From: Michael Roberts (michael.andrea.r@ukonline.co.uk)
Date: Tue Sep 23 2003 - 17:32:40 EDT
> What were the philosophical foundations of the early Geologists that were
> deriving emperical data and scientific evidence for the age of the earth?
> Michael?
>
> Steve
>
> You always do this type of thing to me Steve! But it is an important point
which I can only answer in a cack-handed way.
Like almost all scientists of all periods including all the scientists who
read this the early geologists did not think much of their philosophical
foundations. I am sure William Smith would not have understood the question
and would have thought it too airy-fairy.
I will take early geologists from 1660 to 1820. All believed in some kind of
God and were somewhere along the spectrum of orthodox Christian (Prot or RC)
to deist. Thus as God was rational they expected the earth to be rationally
ordered. They considered their senses to be reliable whether in observation
or experiment. N.B. not all science was experimental. They bowed the knee to
Bacon and never considered what Baconianism really was.
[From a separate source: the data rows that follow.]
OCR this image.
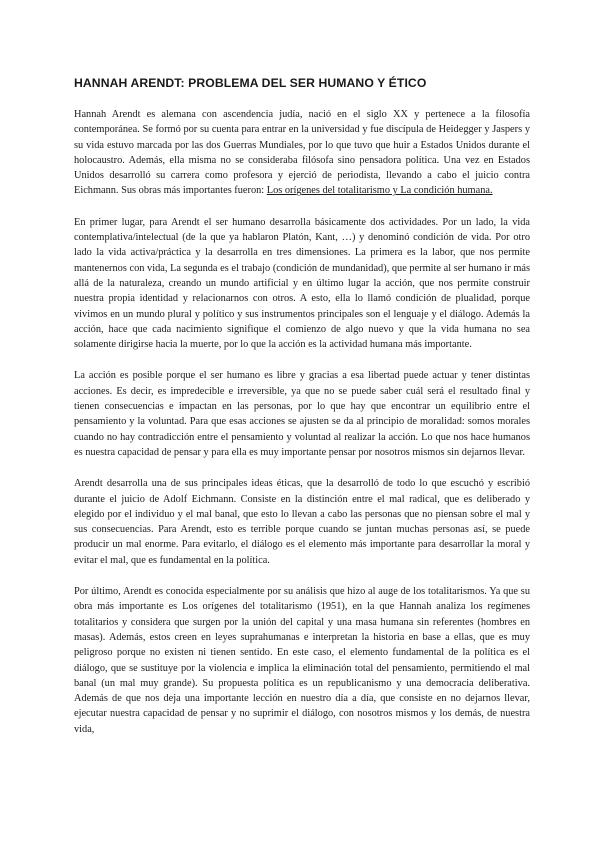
HANNAH ARENDT: PROBLEMA DEL SER HUMANO Y ÉTICO

Hannah Arendt es alemana con ascendencia judía, nació en el siglo XX y pertenece a la filosofía contemporánea. Se formó por su cuenta para entrar en la universidad y fue discípula de Heidegger y Jaspers y su vida estuvo marcada por las dos Guerras Mundiales, por lo que tuvo que huir a Estados Unidos durante el holocaustro. Además, ella misma no se consideraba filósofa sino pensadora política. Una vez en Estados Unidos desarrolló su carrera como profesora y ejerció de periodista, llevando a cabo el juicio contra Eichmann. Sus obras más importantes fueron: Los orígenes del totalitarismo y La condición humana.

En primer lugar, para Arendt el ser humano desarrolla básicamente dos actividades. Por un lado, la vida contemplativa/intelectual (de la que ya hablaron Platón, Kant, …) y denominó condición de vida. Por otro lado la vida activa/práctica y la desarrolla en tres dimensiones. La primera es la labor, que nos permite mantenernos con vida, La segunda es el trabajo (condición de mundanidad), que permite al ser humano ir más allá de la naturaleza, creando un mundo artificial y en último lugar la acción, que nos permite construir nuestra propia identidad y relacionarnos con otros. A esto, ella lo llamó condición de plualidad, porque vivimos en un mundo plural y político y sus instrumentos principales son el lenguaje y el diálogo. Además la acción, hace que cada nacimiento signifique el comienzo de algo nuevo y que la vida humana no sea solamente dirigirse hacia la muerte, por lo que la acción es la actividad humana más importante.

La acción es posible porque el ser humano es libre y gracias a esa libertad puede actuar y tener distintas acciones. Es decir, es impredecible e irreversible, ya que no se puede saber cuál será el resultado final y tienen consecuencias e impactan en las personas, por lo que hay que encontrar un equilibrio entre el pensamiento y la voluntad. Para que esas acciones se ajusten se da al principio de moralidad: somos morales cuando no hay contradicción entre el pensamiento y voluntad al realizar la acción. Lo que nos hace humanos es nuestra capacidad de pensar y para ella es muy importante pensar por nosotros mismos sin dejarnos llevar.

Arendt desarrolla una de sus principales ideas éticas, que la desarrolló de todo lo que escuchó y escribió durante el juicio de Adolf Eichmann. Consiste en la distinción entre el mal radical, que es deliberado y elegido por el individuo y el mal banal, que esto lo llevan a cabo las personas que no piensan sobre el mal y sus consecuencias. Para Arendt, esto es terrible porque cuando se juntan muchas personas así, se puede producir un mal enorme. Para evitarlo, el diálogo es el elemento más importante para desarrollar la moral y evitar el mal, que es fundamental en la política.

Por último, Arendt es conocida especialmente por su análisis que hizo al auge de los totalitarismos. Ya que su obra más importante es Los orígenes del totalitarismo (1951), en la que Hannah analiza los regímenes totalitarios y considera que surgen por la unión del capital y una masa humana sin referentes (hombres en masas). Además, estos creen en leyes suprahumanas e interpretan la historia en base a ellas, que es muy peligroso porque no existen ni tienen sentido. En este caso, el elemento fundamental de la política es el diálogo, que se sustituye por la violencia e implica la eliminación total del pensamiento, permitiendo el mal banal (un mal muy grande). Su propuesta política es un republicanismo y una democracia deliberativa. Además de que nos deja una importante lección en nuestro día a día, que consiste en no dejarnos llevar, ejecutar nuestra capacidad de pensar y no suprimir el diálogo, con nosotros mismos y los demás, de nuestra vida,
Most after about 1630 thought God (desist or Christian) first made chaos and
then ordered it and looked for observations to explain the ordering. Those
with a Christian affiliation whether Latitudinarian or not (Lats were the
rationalistic liberals of 1700 - Ted forgive my oversimplification), thought
that events were tied in with a fairly literal version of Genesis and reckon
most rocks were deposited by the flood. That was the consensus in 1700. Most
followed that in the 18 cent except the more deistic -Maupertius KAnt and
others.
as the 18cent continued more and more found a simple appeal to the Flood was
no good and extended the timescale. Thus Buffon ( who was an RC whom did not
take his Christian faith to bed with him ...) rejected a global flood and
argued for an old age in 1750ff, following an RC priest Needham. Others did
the same whatever religious persuasion.
One was William Hamilton in the 1770s who lived in Naples. He noted the many
historic lava flows i.e. post AD79- Pompeii and how after time soils formed
on top of the lava flow. He then looked at earlier flows and note d the same
thing and reckoned Vesusvius to go back 10s of thousands of years and thus
the earth was anciueint. In c1779 de Saussure studied alpine rocks at
Chamonix and reckoned that they must be very old - but no dates. There were
many more in the latter decades of the 18 cent.
I have tried to answer the question by summarising what the early geologists
did. I dont think they had a well-formulated philosophical foundation but
rather a sense that from Steno's principle of superposition rocks would be
laid down in order. The important thing to note is that no-one started with
the assumption of an old earth. In fact "geologists" (we cant use that word
for pre 1800 workers) started with the assumption of a YOUNG earth and then
slowly rejected it as the evidence went against. That is what happened to
Glenn to his great credit and may be happening to Allen, who is echoing the
views of the late 17th century people like Ray and Whiston who had
considerably extended Ussher's timescale.